May be OT: Can ad blockers truncate POST data?

dws has asked for the wisdom of the Perl Monks concerning the following question:

I'm debugging a strange form posting problem, and am wondering if anyone has run across anything like it before.

My webapp generate a form that contains a textarea, and several hidden fields. The final hidden field is a timetamp (as text, of course), for the file being edited. To prevent edit collisions, when the form is submitted, this timestamp is checked against the current file timestamp. If they don't match, the user gets an advisory page, and their edit isn't saved. This scheme, lightweight as it is, has been working fine for years.

Now, one of my users complains that he's suddenly unable to edit.

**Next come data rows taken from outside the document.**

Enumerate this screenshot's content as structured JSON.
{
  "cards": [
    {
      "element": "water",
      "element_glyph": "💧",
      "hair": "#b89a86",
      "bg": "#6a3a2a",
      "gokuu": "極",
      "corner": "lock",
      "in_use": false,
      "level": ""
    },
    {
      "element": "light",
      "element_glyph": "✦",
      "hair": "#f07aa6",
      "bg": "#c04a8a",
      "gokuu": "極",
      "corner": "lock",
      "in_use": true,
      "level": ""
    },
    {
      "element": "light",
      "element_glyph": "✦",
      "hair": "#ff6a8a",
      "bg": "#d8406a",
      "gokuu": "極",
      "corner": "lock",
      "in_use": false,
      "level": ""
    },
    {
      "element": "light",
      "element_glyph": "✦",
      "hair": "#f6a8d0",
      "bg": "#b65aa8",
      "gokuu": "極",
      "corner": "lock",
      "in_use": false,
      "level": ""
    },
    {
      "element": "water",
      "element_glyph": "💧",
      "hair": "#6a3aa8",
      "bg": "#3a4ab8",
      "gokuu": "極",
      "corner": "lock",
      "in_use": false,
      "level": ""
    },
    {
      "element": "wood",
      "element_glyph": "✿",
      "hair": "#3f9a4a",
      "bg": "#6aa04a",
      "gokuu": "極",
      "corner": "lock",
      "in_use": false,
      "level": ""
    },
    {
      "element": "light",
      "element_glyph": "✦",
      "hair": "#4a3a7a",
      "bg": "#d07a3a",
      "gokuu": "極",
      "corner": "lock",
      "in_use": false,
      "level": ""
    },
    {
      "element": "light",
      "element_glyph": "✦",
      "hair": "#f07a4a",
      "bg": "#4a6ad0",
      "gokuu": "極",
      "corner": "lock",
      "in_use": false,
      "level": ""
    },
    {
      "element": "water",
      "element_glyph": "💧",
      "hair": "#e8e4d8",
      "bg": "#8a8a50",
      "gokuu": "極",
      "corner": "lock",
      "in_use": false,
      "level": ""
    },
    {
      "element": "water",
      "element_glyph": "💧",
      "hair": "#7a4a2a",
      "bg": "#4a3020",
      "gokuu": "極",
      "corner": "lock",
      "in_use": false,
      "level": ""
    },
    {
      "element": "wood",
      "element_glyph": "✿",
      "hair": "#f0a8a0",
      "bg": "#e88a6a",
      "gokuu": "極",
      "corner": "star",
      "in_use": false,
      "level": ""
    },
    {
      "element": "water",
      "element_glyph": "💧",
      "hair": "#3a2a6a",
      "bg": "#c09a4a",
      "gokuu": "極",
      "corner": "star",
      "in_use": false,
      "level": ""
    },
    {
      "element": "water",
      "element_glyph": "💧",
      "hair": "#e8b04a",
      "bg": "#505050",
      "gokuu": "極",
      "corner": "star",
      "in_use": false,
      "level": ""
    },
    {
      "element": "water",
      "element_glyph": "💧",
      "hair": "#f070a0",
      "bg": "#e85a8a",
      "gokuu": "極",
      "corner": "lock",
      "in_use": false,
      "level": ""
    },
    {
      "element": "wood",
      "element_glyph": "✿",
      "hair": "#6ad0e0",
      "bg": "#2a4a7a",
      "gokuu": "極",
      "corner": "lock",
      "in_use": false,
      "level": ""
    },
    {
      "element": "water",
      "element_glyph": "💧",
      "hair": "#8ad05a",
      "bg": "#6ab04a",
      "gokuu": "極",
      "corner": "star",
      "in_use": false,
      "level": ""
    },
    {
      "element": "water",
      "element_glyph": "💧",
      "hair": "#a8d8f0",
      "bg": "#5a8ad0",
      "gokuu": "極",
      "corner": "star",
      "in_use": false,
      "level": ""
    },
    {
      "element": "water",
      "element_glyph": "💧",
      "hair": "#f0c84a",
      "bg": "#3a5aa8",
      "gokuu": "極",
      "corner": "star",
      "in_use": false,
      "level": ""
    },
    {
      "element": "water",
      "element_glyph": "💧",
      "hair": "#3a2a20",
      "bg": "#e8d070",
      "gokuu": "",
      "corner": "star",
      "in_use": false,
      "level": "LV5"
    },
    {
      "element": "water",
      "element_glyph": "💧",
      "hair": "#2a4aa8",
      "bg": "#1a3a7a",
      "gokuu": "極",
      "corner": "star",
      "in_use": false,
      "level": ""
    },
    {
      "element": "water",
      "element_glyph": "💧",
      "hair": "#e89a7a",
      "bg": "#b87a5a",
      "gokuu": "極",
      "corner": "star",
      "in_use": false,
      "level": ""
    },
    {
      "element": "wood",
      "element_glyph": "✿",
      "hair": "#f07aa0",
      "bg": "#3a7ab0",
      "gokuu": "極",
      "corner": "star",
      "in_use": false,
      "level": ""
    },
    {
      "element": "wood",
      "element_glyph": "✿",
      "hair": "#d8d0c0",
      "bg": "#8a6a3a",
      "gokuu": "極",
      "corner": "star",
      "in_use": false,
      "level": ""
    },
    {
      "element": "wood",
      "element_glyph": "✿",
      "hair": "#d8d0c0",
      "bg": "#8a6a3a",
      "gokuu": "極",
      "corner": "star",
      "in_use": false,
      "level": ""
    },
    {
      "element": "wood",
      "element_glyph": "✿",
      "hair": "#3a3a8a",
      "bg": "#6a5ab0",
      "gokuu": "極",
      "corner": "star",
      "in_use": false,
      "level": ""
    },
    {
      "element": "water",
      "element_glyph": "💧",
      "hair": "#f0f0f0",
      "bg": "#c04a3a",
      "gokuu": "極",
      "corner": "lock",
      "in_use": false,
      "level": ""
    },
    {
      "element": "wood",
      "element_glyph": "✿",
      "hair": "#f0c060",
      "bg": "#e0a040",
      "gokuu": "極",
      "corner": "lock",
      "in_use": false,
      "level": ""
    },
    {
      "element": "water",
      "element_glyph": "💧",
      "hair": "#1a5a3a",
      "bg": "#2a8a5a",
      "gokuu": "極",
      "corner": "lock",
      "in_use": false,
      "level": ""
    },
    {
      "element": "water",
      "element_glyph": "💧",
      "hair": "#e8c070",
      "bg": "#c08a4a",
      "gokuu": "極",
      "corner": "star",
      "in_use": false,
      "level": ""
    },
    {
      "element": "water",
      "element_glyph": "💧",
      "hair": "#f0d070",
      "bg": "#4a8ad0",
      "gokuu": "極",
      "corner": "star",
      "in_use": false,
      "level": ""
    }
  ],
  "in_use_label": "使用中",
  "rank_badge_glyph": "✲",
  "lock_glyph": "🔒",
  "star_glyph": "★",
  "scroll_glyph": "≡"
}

We spend an hour on the phone. It happens that we're running nearly identical configurations (exact same version number of IE, same patchlevel on XP Pro). But I can save edits and he can't.

I add debugging code to the app, and notice, eventually, that when he submits the edit form, the last two characters of timestamp field--the final field in the form--have been truncated. We confirm (by viewing source) that our browsers are are seeing identical HTML for the HTML form. So something between his browser and the web server is screwing with his form submission.

As a workaround, I added a hidden field that contains some padding characters to the end of the form, on the assumption that it will get truncated instead of the timestamp field. My user can now save edits, and is now happy and less motivated to continue debugging. I've inspected the application code (a simple, vanilla CGI.pm CGI), and can see nothing that explains the problem. The relevant code is

    my $timestamp = $self->cgi_param("timestamp");
    if ( -f $file && $timestamp != (stat($file))[9] || 0 ) {
        ...
[download]

where cgi_param() is simply

  my $key = shift;
  return $self->{'cgi'}->param($key);
[download]

and $self->{'cgi'} is a vanilla CGI instance.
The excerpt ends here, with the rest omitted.